Tafsir
Maudlu’i ‘Aqidah ayat 142-152
Oleh: Farid Muhlasol
Sejarah Perpindahan
arah kiblat dari Masjidil Haram ke
Masjidil Aqsha
سَيَقُولُ
السُّفَهَاءُ مِنَ النَّاسِ مَا وَلَّاهُمْ عَنْ قِبْلَتِهِمُ الَّتِي كَانُوا عَلَيْهَا
قُلْ لِلَّهِ الْمَشْرِقُ وَالْمَغْرِبُ يَهْدِي مَنْ يَشَاءُ إِلَى صِرَاطٍ مُسْتَقِيمٍ
Orang – orang yang kurang akalnya diantara manusia akan berkata: '
Apakah yang memalingkan mereka (umat islam) dari kiblatnya (Baitul Maqdis) yang
dahulu mereka telah berkiblat kepadanya? Katakanlah (Muhammad): kepunyaan
alloh-lah timur dan barat; Dia memberi petunjuk kepada siapa yang
dikehendakinya kejalan yang lurus .
السفهاء
merupakan berasal dari kata السفه yang
berarti keburukan / kebodohan suatu akal, pikiran, dan akhlak, yakni orang-orang kurang
pikirannya sehingga tidak dapat memahami maksud dari pemindahan kiblat.

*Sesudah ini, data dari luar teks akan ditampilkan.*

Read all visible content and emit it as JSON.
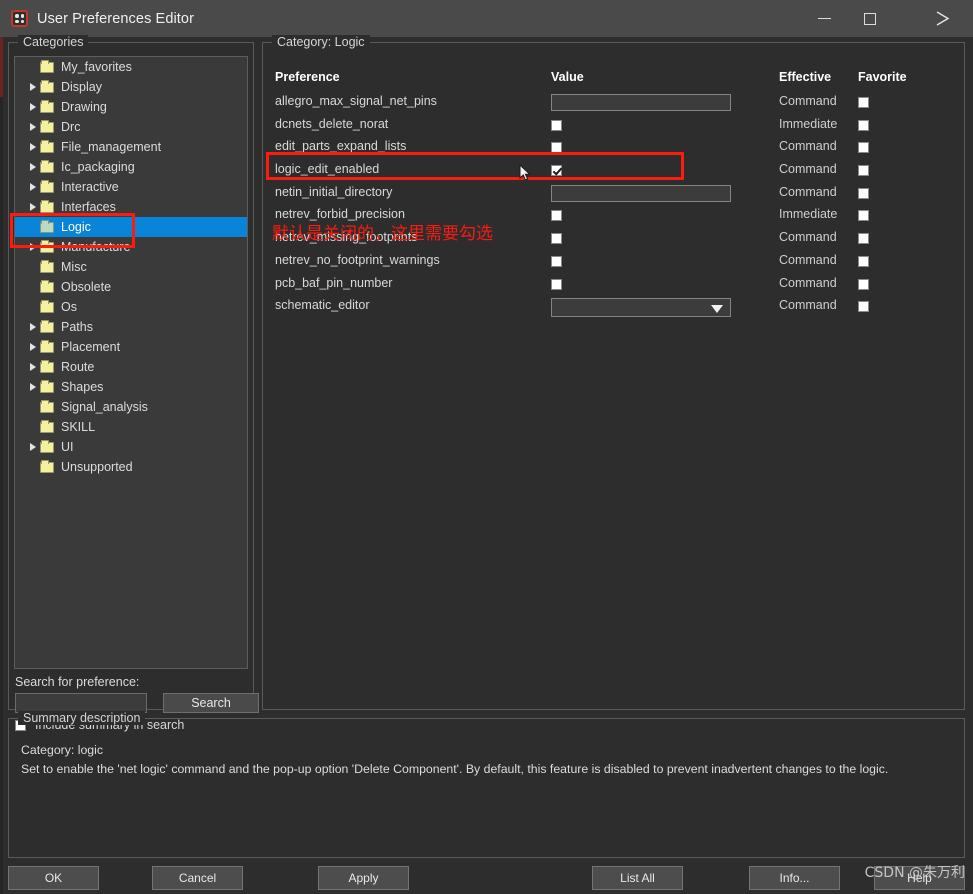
{
  "window": {
    "title": "User Preferences Editor",
    "icon": "app-preferences-icon",
    "minimize": "−",
    "maximize": "□",
    "close": "✕"
  },
  "categories_panel": {
    "legend": "Categories",
    "tree": [
      {
        "label": "My_favorites",
        "expandable": false,
        "selected": false
      },
      {
        "label": "Display",
        "expandable": true,
        "selected": false
      },
      {
        "label": "Drawing",
        "expandable": true,
        "selected": false
      },
      {
        "label": "Drc",
        "expandable": true,
        "selected": false
      },
      {
        "label": "File_management",
        "expandable": true,
        "selected": false
      },
      {
        "label": "Ic_packaging",
        "expandable": true,
        "selected": false
      },
      {
        "label": "Interactive",
        "expandable": true,
        "selected": false
      },
      {
        "label": "Interfaces",
        "expandable": true,
        "selected": false
      },
      {
        "label": "Logic",
        "expandable": false,
        "selected": true
      },
      {
        "label": "Manufacture",
        "expandable": true,
        "selected": false
      },
      {
        "label": "Misc",
        "expandable": false,
        "selected": false
      },
      {
        "label": "Obsolete",
        "expandable": false,
        "selected": false
      },
      {
        "label": "Os",
        "expandable": false,
        "selected": false
      },
      {
        "label": "Paths",
        "expandable": true,
        "selected": false
      },
      {
        "label": "Placement",
        "expandable": true,
        "selected": false
      },
      {
        "label": "Route",
        "expandable": true,
        "selected": false
      },
      {
        "label": "Shapes",
        "expandable": true,
        "selected": false
      },
      {
        "label": "Signal_analysis",
        "expandable": false,
        "selected": false
      },
      {
        "label": "SKILL",
        "expandable": false,
        "selected": false
      },
      {
        "label": "UI",
        "expandable": true,
        "selected": false
      },
      {
        "label": "Unsupported",
        "expandable": false,
        "selected": false
      }
    ],
    "search_label": "Search for preference:",
    "search_value": "",
    "search_placeholder": "",
    "search_button": "Search",
    "include_summary_label": "Include summary in search",
    "include_summary_checked": false
  },
  "category_panel": {
    "legend_prefix": "Category:",
    "legend_value": "Logic",
    "legend": "Category:   Logic",
    "columns": {
      "preference": "Preference",
      "value": "Value",
      "effective": "Effective",
      "favorite": "Favorite"
    },
    "rows": [
      {
        "name": "allegro_max_signal_net_pins",
        "value_type": "text",
        "value": "",
        "effective": "Command",
        "favorite": false,
        "highlighted": false
      },
      {
        "name": "dcnets_delete_norat",
        "value_type": "checkbox",
        "checked": false,
        "effective": "Immediate",
        "favorite": false,
        "highlighted": false
      },
      {
        "name": "edit_parts_expand_lists",
        "value_type": "checkbox",
        "checked": false,
        "effective": "Command",
        "favorite": false,
        "highlighted": false
      },
      {
        "name": "logic_edit_enabled",
        "value_type": "checkbox",
        "checked": true,
        "effective": "Command",
        "favorite": false,
        "highlighted": true
      },
      {
        "name": "netin_initial_directory",
        "value_type": "text",
        "value": "",
        "effective": "Command",
        "favorite": false,
        "highlighted": false
      },
      {
        "name": "netrev_forbid_precision",
        "value_type": "checkbox",
        "checked": false,
        "effective": "Immediate",
        "favorite": false,
        "highlighted": false
      },
      {
        "name": "netrev_missing_footprints",
        "value_type": "checkbox",
        "checked": false,
        "effective": "Command",
        "favorite": false,
        "highlighted": false
      },
      {
        "name": "netrev_no_footprint_warnings",
        "value_type": "checkbox",
        "checked": false,
        "effective": "Command",
        "favorite": false,
        "highlighted": false
      },
      {
        "name": "pcb_baf_pin_number",
        "value_type": "checkbox",
        "checked": false,
        "effective": "Command",
        "favorite": false,
        "highlighted": false
      },
      {
        "name": "schematic_editor",
        "value_type": "combobox",
        "value": "",
        "effective": "Command",
        "favorite": false,
        "highlighted": false
      }
    ]
  },
  "summary_panel": {
    "legend": "Summary description",
    "line1": "Category: logic",
    "line2": "Set to enable the 'net logic' command and the pop-up option 'Delete Component'. By default, this feature is disabled to prevent inadvertent changes to the logic."
  },
  "buttons": {
    "ok": "OK",
    "cancel": "Cancel",
    "apply": "Apply",
    "list_all": "List All",
    "info": "Info...",
    "help": "Help"
  },
  "annotations": {
    "red_note": "默认是关闭的，这里需要勾选",
    "watermark": "CSDN @朱万利",
    "accent_red": "#fb1b0f",
    "selection_blue": "#0a84d8"
  }
}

Ada
yang mengatakan, bahwa yang dimaksud sufaha’ disini adalah orang-orang musyrik
arab. Demikian dikemukakan al-Zajaaj. Ada
juga yang mengatakan, ‘’para pendeta yahudi’’ demikian kata Mujahid. Sedangkan
al-Sudi
mengemukakan, ‘’yang dimaksudkan adalah orang – orang munafik.’’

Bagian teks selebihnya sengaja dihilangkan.